London Heathrow to Toronto
Not flying into the US this week was of course a joyous occasion: no extra security, no reduced hand baggage allowances, no full body pat-downs, no quick crotch-pats, and no having to reef my dress above my waist to be checked for explosive underwear. Yes, it was truly a sedate experience. Even the Air Canada flight was so empty (a total of 50 passengers in economy -lucky I wasn’t one of them!) that Exec First couldn’t take any upgrades because the weights would have been off-balance and we may not have kept our noses in the air for the full duration of the flight.
It was an almost freakishly lonely experience and in fact, arriving at Pearson yesterday was almost a little scary; no queues for immigration, no other flight arrivals, and just the very pleasant sound of music being pumped through the speakers at the luggage carousel rather than the usual airport announcements. It was as if the entire airport was on Valium. There I stood, surveying the enormous baggage hall and wondering where all the travellers and customers officers were alike. Well, until one loan and very attractive policeman entered into my line of sight. Hmm, he was even looking at me. I smiled.
Of course, had I looked in the mirror after my snooze across the ocean, I would have thought twice about that smile and as he approached me, rather than smiling a little larger I would have patted down my hair and wiping the smudged mascara from below my eyes. Luckily, just as he came close to me the honking of the baggage arrival sounded and I turned to view my two very tightly packed pieces of luggage thump their way on the belt.

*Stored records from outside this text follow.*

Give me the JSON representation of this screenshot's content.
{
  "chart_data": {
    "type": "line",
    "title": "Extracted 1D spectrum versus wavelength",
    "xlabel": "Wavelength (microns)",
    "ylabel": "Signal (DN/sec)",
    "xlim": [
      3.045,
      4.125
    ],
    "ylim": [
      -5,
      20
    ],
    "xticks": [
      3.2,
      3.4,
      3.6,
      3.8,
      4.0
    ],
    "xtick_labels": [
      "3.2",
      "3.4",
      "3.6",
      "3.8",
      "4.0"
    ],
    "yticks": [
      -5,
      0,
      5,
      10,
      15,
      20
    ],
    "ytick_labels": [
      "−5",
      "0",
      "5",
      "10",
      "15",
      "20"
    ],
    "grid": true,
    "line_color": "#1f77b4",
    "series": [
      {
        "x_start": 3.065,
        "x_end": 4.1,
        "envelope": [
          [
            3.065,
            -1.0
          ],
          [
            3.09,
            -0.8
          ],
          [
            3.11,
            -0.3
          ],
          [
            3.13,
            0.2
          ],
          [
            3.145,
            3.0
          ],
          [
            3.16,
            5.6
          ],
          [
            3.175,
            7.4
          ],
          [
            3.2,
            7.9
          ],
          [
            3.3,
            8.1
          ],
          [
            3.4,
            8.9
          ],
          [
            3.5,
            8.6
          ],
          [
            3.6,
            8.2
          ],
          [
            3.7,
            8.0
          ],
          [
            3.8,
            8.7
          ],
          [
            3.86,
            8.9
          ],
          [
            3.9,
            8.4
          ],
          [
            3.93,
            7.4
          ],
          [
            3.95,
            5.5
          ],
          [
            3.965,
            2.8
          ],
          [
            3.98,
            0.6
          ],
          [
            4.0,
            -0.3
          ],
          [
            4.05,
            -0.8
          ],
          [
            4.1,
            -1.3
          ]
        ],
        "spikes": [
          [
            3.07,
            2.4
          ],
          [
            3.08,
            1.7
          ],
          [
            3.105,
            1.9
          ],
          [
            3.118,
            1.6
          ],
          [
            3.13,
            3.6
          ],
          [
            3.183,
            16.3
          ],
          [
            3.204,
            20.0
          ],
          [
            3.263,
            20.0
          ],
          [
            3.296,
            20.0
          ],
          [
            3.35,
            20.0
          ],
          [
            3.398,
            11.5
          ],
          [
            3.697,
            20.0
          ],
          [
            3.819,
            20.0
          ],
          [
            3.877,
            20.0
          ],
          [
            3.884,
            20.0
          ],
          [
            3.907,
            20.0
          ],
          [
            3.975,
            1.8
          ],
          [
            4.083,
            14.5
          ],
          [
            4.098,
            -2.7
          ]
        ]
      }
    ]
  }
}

For a split second I forgot about the rather nice looking officer in his neatly pressed uniform and instead focused on getting my rather overweight luggage from the carousel to my trolley. I grabbed each in turn and tossed them off the belt to the ground. The police officer to my surprise was not amused.
“Madam, Can I help you with that?
“No thanks” I whispered, without looking up thinking he was being a gentleman. “I can handle it just fine”
His two black shiny boots appeared at my feet and I thought, how nice of him to offer, he must be having a quiet day. And then came his question. One of the few questions that can send my mood from zero to sixty in a split second and remove all semblance of pleasantness from my vocabulary with little effort.
“Why is your luggage so heavy?” He politely but firmly demanded.
“Because I travel with too much crap” I spat back, no thought of his nice looking face that I’d noticed just minutes earlier in the distance.
“But why does your luggage have so much stuff in it?” he again enquired. By this time I was eye to eye with him and his face was looking a little more red than I remembered as he approached.
I then did what I so often do when I’m irritated: launch into a completely incomprehensible blabber of events that took place leading up to my having to travel with 32 (correction…31.9) KG’s of luggage times 2. The nice looking policeman now looked a little surprised, maybe even confused, or possibly just thought he’d stumbled on a raving lunatic and was now sorry he had opened his mouth.
I was unimpressed. The weight of my luggage was an ongoing point of irritation for the past 22 years of air travel. I believed one should travel with what ever one really would like to. Most other people including friends, family, check-in staff, taxi drivers, and colleagues, believed restraint was in order and luggage limits were in place for a reason. I believe, that’s what airline status is for, to overcome all those objections!
The policeman still stared at me and asked again why my luggage looked like it weighed so much, this time changing his phrase slightly.
“What are you travelling with that makes your luggage so heavy?”
“Stuff! Clothing, winter wear, shoes, boots, books, cosmetics” my mind was busy recalling all that was contained in side my overstuffed luggage.
Then came what I thought was the most unusual question I’d ever been asked, which made me think to my current physical appearance that I validated upon my arrival home a little later. I must have looked a mess!
“Are you sure you are not carrying agricultural supplies or equipment?”
Without a thought, the only words that found their way out of my mouth, were these:
“Do I look like a farmer’s daughter!?!” More a statement than a question I was clearly not happy with his line of enquiry.
“Oh, no madame” he said almost embarrassed. “OK, you have a nice day, sorry to bother you” The nice police officer replied and walked away as quickly as he had arrived at my feet.
While many women have issues when discussions move to the subject of their weight, I however, do not. Unless the words luggage and weight are contained in the same sentence and then you might just as well be standing between a hippo and water; the resulting onslaught is never a pretty site, no matter how shiny your shoes are or how nice your face looks.
Weight should never be discussed in public or at airports if you ask me and my later taxi driver had clearly learned that lesson, chosing only to say “wow, do you have gold bars in here?” a much more pleasant way to announce his surprise at the weight of my bags. Bless those who understand and may the rest …. burn in lost luggage hell!